A few big pharmas, Pfizer and Lilly to name two, have invested in internal SB initiatives. On the other hand, some early adopting pharmas have curtailed their internal initiatives; either to outsource them or take a different approach. But at least one smaller pharma, Merrimack Pharmaceuticals, is taking an SB centered approach to developing their own drugs. Perhaps dismayed by the lack of a market for SB tools, or the realization that there is greater return in developing the drugs, Merrimack feels that applying SB technology to the development of in-licensed compounds is a more viable business model.

Adoption of SB in big pharma may suffer from those factors that typically prevent adoption of disruptive technologies; entrenched systems that are threatened by the new technology. As Clayton Christensen has observed, the only way disruptive technologies can be nurtured by a large corporation is by removing the development group from the mainstream organization. Hence Lilly's establishment of their SB group in Singapore.

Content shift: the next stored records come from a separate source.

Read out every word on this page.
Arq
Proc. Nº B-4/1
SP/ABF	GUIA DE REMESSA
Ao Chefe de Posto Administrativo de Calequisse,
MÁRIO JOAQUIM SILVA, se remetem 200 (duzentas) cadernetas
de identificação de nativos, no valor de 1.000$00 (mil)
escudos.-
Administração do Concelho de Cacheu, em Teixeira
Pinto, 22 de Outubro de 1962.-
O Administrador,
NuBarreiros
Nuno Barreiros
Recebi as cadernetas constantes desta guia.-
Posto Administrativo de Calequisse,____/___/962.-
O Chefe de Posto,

An alternative method for developing a disruptive technology by large corporations is to partner with independent companies, as may be the case with Merrimack. Although Merrimack does not disclose who their investors are, it would make sense that a large pharma would back them in order to gauge the effectiveness of SB. If and when Merrimack does prove to be successful, the large pharma would have access not only to their drug pipeline but to their development platform.

Having access to an SB drug development methodology does not mean ready adoption however. In fact SB may not achieve optimum value unless integrated throughout the drug development process, a daunting objective for a large pharma. This could indicate yet another case for outsourcing more drug development to smaller companies with large pharma in-licensing the results.